Изменить размер шрифта - +
Интересно, что он делает целыми днями.

– Выспался? – спрашивает Джой.

У нее сильный родезийский акцент, как у папы.

– Да. Только странные сны видел.

– После долгого перелета всегда странное снится. Будешь апельсиний сок и сэндвич с беконом? – предлагает Джой.

Мне нравится, как она говорит «апельсиний сок». Мама бы поморщилась.

– Да, спасибо.

– И кофе тоже, – добавляет папа.

– Мама говорит, что мне еще рано употреблять напитки с кофеином, – объясняю я.

– Вздор, – улыбается папа. – Кофе – эликсир жизни, а родезийский кофе – самый лучший на свете. Выпьешь кофе.

– Апельсиний сок, сэндвич с беконом и кофе, – повторяет Джой. – Так Виолетте и скажем.

Дверь закрывается. Виолетта – прислуга. Мама часто кричала папе: «Фрэнк, я к тебе в прислуги не нанималась!» Папа раскуривает трубку, запах табака напоминает о том времени, когда они с мамой были женаты.

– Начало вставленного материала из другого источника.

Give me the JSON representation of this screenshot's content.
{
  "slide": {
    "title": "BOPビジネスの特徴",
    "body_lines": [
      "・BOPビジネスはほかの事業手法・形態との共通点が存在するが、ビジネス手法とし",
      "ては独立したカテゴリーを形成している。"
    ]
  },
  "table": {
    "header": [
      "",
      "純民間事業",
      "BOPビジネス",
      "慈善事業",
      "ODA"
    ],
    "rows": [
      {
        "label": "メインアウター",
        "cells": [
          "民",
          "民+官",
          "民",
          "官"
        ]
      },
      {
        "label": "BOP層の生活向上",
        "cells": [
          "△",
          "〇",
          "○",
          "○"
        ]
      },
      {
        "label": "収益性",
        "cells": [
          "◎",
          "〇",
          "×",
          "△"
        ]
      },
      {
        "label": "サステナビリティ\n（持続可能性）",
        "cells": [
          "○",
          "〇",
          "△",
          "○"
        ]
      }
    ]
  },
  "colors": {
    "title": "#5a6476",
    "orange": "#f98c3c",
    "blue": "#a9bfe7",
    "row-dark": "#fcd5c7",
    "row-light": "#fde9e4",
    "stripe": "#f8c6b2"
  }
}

– Рассказывай, дружок, что за странный сон тебе приснился, – говорит он уголком рта.

Я с любопытством разглядываю газелью голову, мушкеты папиного дедушки времен Бурской войны, потолочный вентилятор.

– Мы с мамой пошли в гости к одной даме, настоящей леди, из знатных господ. А дом куда-то запропастился, и мы спросили какого-то мойщика окон, но он не знал… а потом дом нашелся, большой такой особняк, как в «Рожденных в поместье». А там был мальчик, его Иона звали, но он превратился в огромную собаку. И Иегуди Менухин там был, мама с ним в гостиной играла…

Папа фыркает от смеха.

– …а потом я увидел свой портрет, без глаз, а… – Тут я замечаю в углу черную железную дверцу. – И дверь эта там тоже была.

Папа оглядывается:

– Да, во сне такое бывает – все перемешивается, правда и вымысел. Вчера ты меня расспрашивал, что за этой дверью, – там оружейная, помнишь?

Раз папа говорит, наверное, так оно и есть.

– А во сне все казалось настоящим.

– Да, во сне все казалось настоящим, но ты же видишь, что это не так, верно?

Рассматриваю папины карие глаза, морщинки, загорелую кожу, седые пряди в русых волосах, нос, похожий на мой. Часы кряхтят «хрип-храп, хрип-храп», а где-то совсем рядом раздается трубный рев. Я гляжу на папу, надеюсь, что не ослышался.

– Верно, дружок, вчера вечером стадо через реку перебралось. Мы к ним обязательно пойдем, но сначала поешь.

– Вот, угощайся, – говорит Джой, ставя передо мной поднос. – Твой первый завтрак в Африке.

Огромный сэндвич, ломтики бекона в три слоя, щедро залитые кетчупом.

– Сам Господь Бог от такого не откажется, – говорю я.

Эту фразу я услышал в какой-то комедии по телевизору, все смеялись.

– Надо же, какой обходительный, – говорит Джой. – Интересно, откуда это у тебя…

Папа обнимает Джой за талию.

– Сначала попробуй кофе. Сразу возмужаешь.

Я поднимаю кружку, смотрю внутрь. Чернота – как нефть, как дыра в пространстве, как Библия.

– Виолетта только что кофе смолола, – говорит Джой.

– Сам Господь Бог от такого не откажется, – говорит папа. – Пей, дружок.

Что-то внутри меня противится: «Не пей, не надо!»

– Не бойся, мы маме не скажем, – говорит папа. – Это наш с тобой секрет.

Широкая кружка накрывает нос, будто газовая маска.

Широкая кружка накрывает глаза, всю голову.